Zur Privatisierung von Telefongesellschaften
Nr. 101 / November 1992

Summary

Three years ago Germany enacted a First Postal Reform which included a separation of regulatory functions from the entrepreneurial functions of the German PTT and an organizational separation of the three sectors telecommunications (DBP Telekom), postal services and banking. Now a Second Postal Reform is hotly debated. This time the Government's intention is to convert the telecommunications sector into a private-law company and subsequently sell part of its shares to the public. The current paper wants to make a nontechnical economic contnbution to this discussion. The author argues, that both institutional economic theory and measurable evidence from privatization experience abroad suggest that such a Second Postal Reform is likely to improve welfare of all relevant groups affected, in particular consumers, the state and the employees of the DBP Telekom.

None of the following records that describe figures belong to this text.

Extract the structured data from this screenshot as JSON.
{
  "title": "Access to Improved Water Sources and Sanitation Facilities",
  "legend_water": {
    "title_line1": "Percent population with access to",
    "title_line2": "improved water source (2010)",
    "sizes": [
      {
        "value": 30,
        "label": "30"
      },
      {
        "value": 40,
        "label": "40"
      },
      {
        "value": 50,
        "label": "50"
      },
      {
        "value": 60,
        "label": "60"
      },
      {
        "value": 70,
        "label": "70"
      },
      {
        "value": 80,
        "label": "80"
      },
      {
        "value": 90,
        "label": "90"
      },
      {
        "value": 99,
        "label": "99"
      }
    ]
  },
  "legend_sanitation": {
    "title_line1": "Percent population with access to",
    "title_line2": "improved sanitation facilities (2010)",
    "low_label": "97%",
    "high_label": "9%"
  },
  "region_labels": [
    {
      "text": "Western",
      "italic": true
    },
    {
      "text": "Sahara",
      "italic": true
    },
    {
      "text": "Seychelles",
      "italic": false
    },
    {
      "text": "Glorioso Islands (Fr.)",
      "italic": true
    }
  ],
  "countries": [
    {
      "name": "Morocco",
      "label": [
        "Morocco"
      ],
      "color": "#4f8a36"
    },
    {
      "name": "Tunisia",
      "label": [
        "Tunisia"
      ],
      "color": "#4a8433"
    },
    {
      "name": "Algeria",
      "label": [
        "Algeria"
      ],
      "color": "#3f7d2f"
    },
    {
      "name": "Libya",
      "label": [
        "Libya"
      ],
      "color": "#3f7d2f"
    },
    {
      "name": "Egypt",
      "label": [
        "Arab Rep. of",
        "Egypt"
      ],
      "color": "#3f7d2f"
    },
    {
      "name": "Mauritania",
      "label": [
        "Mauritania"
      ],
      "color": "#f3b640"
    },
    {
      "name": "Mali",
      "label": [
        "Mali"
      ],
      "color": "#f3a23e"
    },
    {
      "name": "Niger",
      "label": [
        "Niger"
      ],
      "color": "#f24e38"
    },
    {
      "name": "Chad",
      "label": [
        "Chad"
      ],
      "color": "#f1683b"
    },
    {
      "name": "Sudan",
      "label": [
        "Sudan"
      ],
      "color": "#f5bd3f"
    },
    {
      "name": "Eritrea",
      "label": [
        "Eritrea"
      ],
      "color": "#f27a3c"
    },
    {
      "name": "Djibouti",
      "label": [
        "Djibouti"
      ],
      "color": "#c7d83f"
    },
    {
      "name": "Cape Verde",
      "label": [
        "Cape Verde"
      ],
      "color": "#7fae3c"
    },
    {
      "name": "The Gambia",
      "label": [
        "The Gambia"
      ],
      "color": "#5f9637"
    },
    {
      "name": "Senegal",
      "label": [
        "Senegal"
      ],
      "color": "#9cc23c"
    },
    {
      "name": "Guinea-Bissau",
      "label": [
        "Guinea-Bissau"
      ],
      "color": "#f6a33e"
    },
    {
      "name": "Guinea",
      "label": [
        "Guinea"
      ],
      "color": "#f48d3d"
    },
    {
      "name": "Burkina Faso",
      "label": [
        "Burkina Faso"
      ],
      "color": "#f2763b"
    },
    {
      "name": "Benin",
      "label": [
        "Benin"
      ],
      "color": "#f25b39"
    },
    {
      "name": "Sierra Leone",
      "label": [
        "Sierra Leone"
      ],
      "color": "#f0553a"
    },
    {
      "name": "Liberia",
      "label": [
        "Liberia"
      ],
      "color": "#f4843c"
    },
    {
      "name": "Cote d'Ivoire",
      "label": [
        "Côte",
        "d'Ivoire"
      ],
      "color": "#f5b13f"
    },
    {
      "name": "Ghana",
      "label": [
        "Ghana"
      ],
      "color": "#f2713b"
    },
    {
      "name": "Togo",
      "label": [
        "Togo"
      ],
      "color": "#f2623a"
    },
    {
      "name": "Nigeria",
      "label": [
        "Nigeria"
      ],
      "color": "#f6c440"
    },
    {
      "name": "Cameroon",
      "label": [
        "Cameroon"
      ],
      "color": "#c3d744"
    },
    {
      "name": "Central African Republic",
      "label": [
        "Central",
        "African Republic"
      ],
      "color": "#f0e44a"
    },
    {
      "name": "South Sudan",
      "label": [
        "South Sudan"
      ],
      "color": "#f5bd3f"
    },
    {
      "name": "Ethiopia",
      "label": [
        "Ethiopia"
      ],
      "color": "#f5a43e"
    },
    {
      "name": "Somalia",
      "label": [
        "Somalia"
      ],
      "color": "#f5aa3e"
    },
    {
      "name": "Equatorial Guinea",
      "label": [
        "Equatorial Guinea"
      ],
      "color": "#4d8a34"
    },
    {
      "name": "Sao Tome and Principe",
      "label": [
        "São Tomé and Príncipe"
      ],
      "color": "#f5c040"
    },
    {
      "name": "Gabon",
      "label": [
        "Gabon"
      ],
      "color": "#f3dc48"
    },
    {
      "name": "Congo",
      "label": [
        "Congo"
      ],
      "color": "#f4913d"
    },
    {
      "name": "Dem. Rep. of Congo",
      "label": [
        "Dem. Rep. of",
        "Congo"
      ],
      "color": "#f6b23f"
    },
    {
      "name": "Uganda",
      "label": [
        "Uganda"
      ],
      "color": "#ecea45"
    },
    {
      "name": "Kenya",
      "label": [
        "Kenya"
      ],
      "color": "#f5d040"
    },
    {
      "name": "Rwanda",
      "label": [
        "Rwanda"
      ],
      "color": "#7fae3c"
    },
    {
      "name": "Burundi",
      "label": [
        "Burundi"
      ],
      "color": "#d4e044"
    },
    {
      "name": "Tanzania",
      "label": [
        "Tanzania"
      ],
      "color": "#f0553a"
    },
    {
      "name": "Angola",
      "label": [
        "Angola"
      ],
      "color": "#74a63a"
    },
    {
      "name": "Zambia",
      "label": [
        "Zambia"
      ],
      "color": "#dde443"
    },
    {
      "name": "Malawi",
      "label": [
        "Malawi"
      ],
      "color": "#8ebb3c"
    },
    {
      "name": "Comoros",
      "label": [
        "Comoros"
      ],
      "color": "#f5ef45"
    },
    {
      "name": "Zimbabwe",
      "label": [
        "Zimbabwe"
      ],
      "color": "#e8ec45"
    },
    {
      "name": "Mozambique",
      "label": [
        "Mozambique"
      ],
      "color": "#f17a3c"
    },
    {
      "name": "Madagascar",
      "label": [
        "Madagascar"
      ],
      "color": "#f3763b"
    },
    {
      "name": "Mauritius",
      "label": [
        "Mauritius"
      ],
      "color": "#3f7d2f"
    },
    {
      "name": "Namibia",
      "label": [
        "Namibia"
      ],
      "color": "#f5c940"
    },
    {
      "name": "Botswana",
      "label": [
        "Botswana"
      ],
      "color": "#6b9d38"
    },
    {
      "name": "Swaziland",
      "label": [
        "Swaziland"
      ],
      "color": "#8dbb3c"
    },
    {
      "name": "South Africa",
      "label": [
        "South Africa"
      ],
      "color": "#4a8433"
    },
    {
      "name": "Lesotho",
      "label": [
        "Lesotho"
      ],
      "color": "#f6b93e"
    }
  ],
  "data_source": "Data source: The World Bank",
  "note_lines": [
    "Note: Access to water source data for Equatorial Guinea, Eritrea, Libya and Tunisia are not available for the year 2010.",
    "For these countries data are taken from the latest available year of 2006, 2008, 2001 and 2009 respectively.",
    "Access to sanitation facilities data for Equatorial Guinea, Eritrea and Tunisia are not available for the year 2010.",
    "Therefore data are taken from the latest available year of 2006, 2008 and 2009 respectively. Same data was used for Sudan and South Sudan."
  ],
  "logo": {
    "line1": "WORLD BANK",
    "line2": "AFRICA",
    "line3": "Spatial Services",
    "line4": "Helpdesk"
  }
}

The economic theory of institutions has elaborated for state-owned enterprises with public-law status that the state is incabable of reliably setting sufficient incentives for productive efficiency and market-oriented behavior. In addition, the state cannot guarantee that it will abstain from intervening in the current and longrun affairs of the DBP Telekom whenever current political issues and longrun specific interests demand such an intervention. All this burdens the domestic and international competitiveness of the DBP Telekom.

The example of British Telecom's privatization shows how reorganization and privatization of a telephone company can be practically achieved and what the ingredients of success for such a policy are. These successes are backed by a number of other privatization case studies recently undertaken by the World Bank.

As a consequence of the current analysis the risks of the Second Postal Reform appear to be small while the resulting potential benefits are large. In contrast, the risks from maintaining the status quo are deemed large and the potential benefits small.

Only German language version available.